In May, I attended SAC’s annual Planet Textiles conference in Bangalore, India, to learn how leading apparel brands are innovating their supply chains and reshaping retail. Listening to industry professionals share stories helped contextualize the two converging strategies I see the apparel industry using.
The first is to retrofit an outdated system. Legacy brands like Gap and New Balance are being transparent about their suppliers, partnering with suppliers and owning their responsibility to their vendors, and making long-term commitments to local communities by investing in infrastructure improvements.

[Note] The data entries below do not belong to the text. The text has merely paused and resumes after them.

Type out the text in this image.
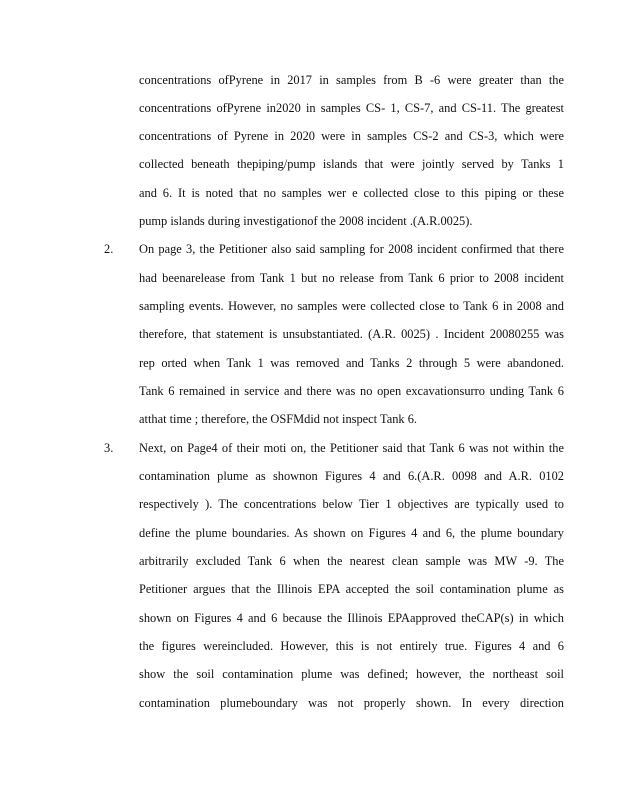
concentrations ofPyrene in 2017 in samples from B -6 were greater than the
concentrations ofPyrene in2020 in samples CS- 1, CS-7, and CS-11. The greatest
concentrations of Pyrene in 2020 were in samples CS-2 and CS-3, which were
collected beneath thepiping/pump islands that were jointly served by Tanks 1
and 6. It is noted that no samples wer e collected close to this piping or these
pump islands during investigationof the 2008 incident .(A.R.0025).
2. On page 3, the Petitioner also said sampling for 2008 incident confirmed that there
had beenarelease from Tank 1 but no release from Tank 6 prior to 2008 incident
sampling events. However, no samples were collected close to Tank 6 in 2008 and
therefore, that statement is unsubstantiated. (A.R. 0025) . Incident 20080255 was
rep orted when Tank 1 was removed and Tanks 2 through 5 were abandoned.
Tank 6 remained in service and there was no open excavationsurro unding Tank 6
atthat time ; therefore, the OSFMdid not inspect Tank 6.
3. Next, on Page4 of their moti on, the Petitioner said that Tank 6 was not within the
contamination plume as shownon Figures 4 and 6.(A.R. 0098 and A.R. 0102
respectively ). The concentrations below Tier 1 objectives are typically used to
define the plume boundaries. As shown on Figures 4 and 6, the plume boundary
arbitrarily excluded Tank 6 when the nearest clean sample was MW -9. The
Petitioner argues that the Illinois EPA accepted the soil contamination plume as
shown on Figures 4 and 6 because the Illinois EPAapproved theCAP(s) in which
the figures wereincluded. However, this is not entirely true. Figures 4 and 6
show the soil contamination plume was defined; however, the northeast soil
contamination plumeboundary was not properly shown. In every direction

These same strategies have turned Nike into one of the industry’s most prominent and vocal sustainability champions.
Still, some retailers are realizing that integrating sustainability into conventional business practices isn’t enough. Despite a spike in the demand for more ethically and sustainably made clothing, the world is on track to triple our use of natural resources by 2050, and apparel manufacturing is migrating away from countries like China, where worker wages and pollution fines are increasing, to countries like Ethiopia that have weaker worker protections and environmental standards.
If retrofitting the industry was the groundswell that moved the apparel industry forward in past decades, market transformation is what’s making the most progress now. The most innovative brands are changing the way they approach their risk regarding climate change, overseas labor and water scarcity by turning the risk into an opportunity. These businesses represent only a sliver of the pie, but they are changing how the apparel industry approaches creating textiles, reusing materials and empowering workers.
At Planet Textiles, Ian Rosenberg talked about starting a fabric company after trying to create jobs that would bring Haitians out of poverty. A few years later, Thread International is now selling its fabric to brands like Timberland to make shoes from unrecyclable plastic bottles. Through R&D and creative thinking, the company created a solution to Haiti’s plastic problem, developed a high-quality fabric that diverts trash from landfills and created steady incomes for dozens of Haitian families.
Similarly, Cradle to Cradle’s Fashion+ initiative is working with brands across the world to invent and promote closed-loop fabric dyeing and finishing processes that are carbon neutral. The industry’s greatest opportunity lies in its ability to create new apparel materials, educate consumers and build an industry that respects and protects everyone in the supply chain, from cotton farmer to retail employee. Retrofitting the current system needs to continue as new business models and processes come to life; both strategies are necessary, and they must eventually converge.